When one walks on campus and sees the amount of Penn State gear worn by football fans, one might notice that something just isn't right.
There's an uneasy feeling that there is something unusual about how Penn State supports their team.
It's the lion's paw logos: They have five toes.
"Theoretically, normal cats and dogs have four toes on the ground," said Dr. David Wolfgang, field studies director in the department of veterinary science. "Digit number one [the thumb] is on the wrist, or corpus."
"Polydactylism is the presence of supernumary digits," he said, reading aloud from his veterinary dictionary.
So why are lion paws with superfluous toes showing up on T-shirts and riding on the trunks of cars in magnet form?
Jeff Hermann, university editor for University Publications, shed some light on the mystery.
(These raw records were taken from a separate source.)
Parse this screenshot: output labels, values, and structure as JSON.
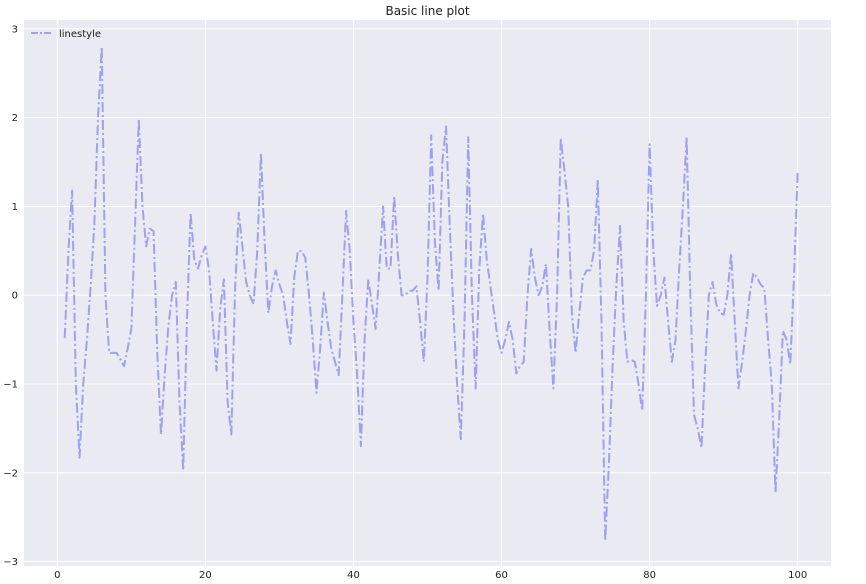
{
  "chart_data": {
    "type": "line",
    "title": "Basic line plot",
    "xlabel": "",
    "ylabel": "",
    "xlim": [
      -4.5,
      104.5
    ],
    "ylim": [
      -3.05,
      3.1
    ],
    "xticks": [
      0,
      20,
      40,
      60,
      80,
      100
    ],
    "yticks": [
      -3,
      -2,
      -1,
      0,
      1,
      2,
      3
    ],
    "grid": true,
    "legend_position": "top-left",
    "colors": {
      "plot_bg": "#eaeaf2",
      "grid": "#ffffff",
      "line": "#a0a0f0"
    },
    "series": [
      {
        "name": "linestyle",
        "linestyle": "dashdot",
        "x": [
          1,
          1.5,
          2,
          2.5,
          3,
          3.5,
          4,
          4.5,
          5,
          5.5,
          6,
          6.5,
          7,
          7.5,
          8,
          8.5,
          9,
          9.5,
          10,
          10.5,
          11,
          11.5,
          12,
          12.5,
          13,
          13.5,
          14,
          14.5,
          15,
          15.5,
          16,
          16.5,
          17,
          17.5,
          18,
          18.5,
          19,
          19.5,
          20,
          20.5,
          21,
          21.5,
          22,
          22.5,
          23,
          23.5,
          24,
          24.5,
          25,
          25.5,
          26,
          26.5,
          27,
          27.5,
          28,
          28.5,
          29,
          29.5,
          30,
          30.5,
          31,
          31.5,
          32,
          32.5,
          33,
          33.5,
          34,
          34.5,
          35,
          35.5,
          36,
          36.5,
          37,
          37.5,
          38,
          38.5,
          39,
          39.5,
          40,
          40.5,
          41,
          41.5,
          42,
          42.5,
          43,
          43.5,
          44,
          44.5,
          45,
          45.5,
          46,
          46.5,
          47,
          47.5,
          48,
          48.5,
          49,
          49.5,
          50,
          50.5,
          51,
          51.5,
          52,
          52.5,
          53,
          53.5,
          54,
          54.5,
          55,
          55.5,
          56,
          56.5,
          57,
          57.5,
          58,
          58.5,
          59,
          59.5,
          60,
          60.5,
          61,
          61.5,
          62,
          62.5,
          63,
          63.5,
          64,
          64.5,
          65,
          65.5,
          66,
          66.5,
          67,
          67.5,
          68,
          68.5,
          69,
          69.5,
          70,
          70.5,
          71,
          71.5,
          72,
          72.5,
          73,
          73.5,
          74,
          74.5,
          75,
          75.5,
          76,
          76.5,
          77,
          77.5,
          78,
          78.5,
          79,
          79.5,
          80,
          80.5,
          81,
          81.5,
          82,
          82.5,
          83,
          83.5,
          84,
          84.5,
          85,
          85.5,
          86,
          86.5,
          87,
          87.5,
          88,
          88.5,
          89,
          89.5,
          90,
          90.5,
          91,
          91.5,
          92,
          92.5,
          93,
          93.5,
          94,
          94.5,
          95,
          95.5,
          96,
          96.5,
          97,
          97.5,
          98,
          98.5,
          99,
          99.5,
          100
        ],
        "y": [
          -0.48,
          0.5,
          1.18,
          -1.0,
          -1.83,
          -1.0,
          -0.5,
          0.1,
          0.8,
          2.0,
          2.8,
          0.0,
          -0.65,
          -0.65,
          -0.65,
          -0.72,
          -0.8,
          -0.6,
          -0.38,
          0.8,
          1.98,
          1.0,
          0.55,
          0.75,
          0.72,
          -0.65,
          -1.57,
          -0.9,
          -0.35,
          0.0,
          0.15,
          -1.2,
          -1.97,
          -0.3,
          0.93,
          0.4,
          0.3,
          0.45,
          0.55,
          0.28,
          -0.3,
          -0.85,
          -0.15,
          0.18,
          -1.2,
          -1.57,
          0.05,
          0.93,
          0.55,
          0.15,
          0.0,
          -0.1,
          0.5,
          1.6,
          0.6,
          -0.2,
          0.1,
          0.28,
          0.12,
          0.0,
          -0.3,
          -0.55,
          0.2,
          0.5,
          0.5,
          0.42,
          0.0,
          -0.5,
          -1.1,
          -0.6,
          0.03,
          -0.3,
          -0.6,
          -0.75,
          -0.9,
          0.0,
          0.95,
          0.5,
          -0.3,
          -0.9,
          -1.7,
          -0.5,
          0.18,
          -0.1,
          -0.38,
          0.3,
          1.0,
          0.3,
          0.3,
          1.12,
          0.45,
          0.0,
          0.0,
          0.05,
          0.05,
          0.1,
          -0.3,
          -0.75,
          0.2,
          1.8,
          0.6,
          0.05,
          1.5,
          1.9,
          0.8,
          -0.2,
          -1.0,
          -1.62,
          -0.3,
          1.78,
          0.0,
          -1.05,
          0.3,
          0.92,
          0.4,
          0.1,
          -0.2,
          -0.5,
          -0.65,
          -0.5,
          -0.3,
          -0.5,
          -0.88,
          -0.8,
          -0.75,
          0.0,
          0.52,
          0.2,
          0.0,
          0.1,
          0.35,
          -0.4,
          -1.05,
          0.0,
          1.77,
          1.4,
          1.0,
          -0.2,
          -0.65,
          -0.2,
          0.2,
          0.28,
          0.28,
          0.5,
          1.3,
          -0.3,
          -2.77,
          -1.9,
          -0.8,
          0.1,
          0.78,
          -0.3,
          -0.75,
          -0.73,
          -0.75,
          -1.0,
          -1.3,
          0.0,
          1.7,
          0.5,
          -0.12,
          0.0,
          0.2,
          -0.3,
          -0.75,
          -0.5,
          0.3,
          1.0,
          1.78,
          0.0,
          -1.35,
          -1.5,
          -1.72,
          -0.8,
          0.0,
          0.15,
          -0.1,
          -0.2,
          -0.22,
          0.0,
          0.47,
          -0.3,
          -1.05,
          -0.75,
          -0.4,
          0.0,
          0.25,
          0.2,
          0.12,
          0.08,
          -0.5,
          -1.0,
          -2.22,
          -1.4,
          -0.4,
          -0.5,
          -0.78,
          0.2,
          1.4
        ]
      }
    ]
  }
}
The root of the story begins in 1988 and involves a mutual logo belonging to both Penn State and Clemson University when they met in a bowl game.
"Clemson has a four-toed paw print," Hermann said. "At that time, the licensing manager made an agreement that we would not do any four-toed paw print logos."
And so Penn State apparently just tacked an extra toe onto its paws.
The agreement somehow stuck. After several years, a new licensing manager came to Penn State, and Hermann said he asked the University Licensing Committee to look into the legal agreement.
"There are plenty of schools that have four-toed paw prints, why can't we have an anatomically correct paw print?" he said.
After investigating the paw agreement, Hermann said it was found that none actually existed. At that point, it was totally legal to use a paw print with four toes, as long as it didn't copy Clemson's.
"I was all in favor of doing away with the five-toed paw," Hermann said.
However, by the time the lack of an agreement was discovered, the five-toed design had become popular; people liked it, and the university was still collecting royalties on it.
The university receives royalties on all logos that are sold, and these royalties go toward scholarship funds, which Hermann said he would hardly want to disturb.
Robert Pass, assistant manager at The Family Clothesline, 352 E. College Ave., explained the logo process.
"The university has an approved list of logos, and you have to go by their approved list," he said.
Pass added that, to his knowledge, the five-toed paw print is still the only legal paw option.
However, Steve Moyer, a manager at Lion's Pride, 112 E. College Ave., lopped off the extra toe as soon as he had the chance. He said Lion's Pride switched its design the day Penn State did.
"It's amazing how many customers picked up on it," he said.
Matthew Alford, a manager at Got Used Bookstore, 206 E. College Ave., said he didn't think the number of toes mattered.
"It's one of our top sellers: the five-toed magnet paw," he said.
But legal agreements aren't the only way to add toes. Wolfgang tried to make sense of the extra toe through science; he jokingly presented some five-toed theories, including a possible deformity.
"Or maybe this paw print implies the cat is ill; a cat with rickets might have a print like that," he added jokingly.
Nevertheless, Wolfgang didn't think many people minded the extra toe.
Alford, too, couldn't help but poke fun at the toe discrepancy.
"I think it would just confuse people," Alford said. "You would have the four-toed people and the five-toed people; we wouldn't want to split the campus in half."
Although Pass and Moyer seem to disagree about the legal ramifications of the fifth toe, Moyer said four toes are perfectly fine.
"We've written back to Clemson, and they didn't care," Moyer said.
So, the history of the paw print lies not within the anomalies of science, but within the confines of the law.
Now that a four-toed paw is OK, will our Nittany Lion evolve once again?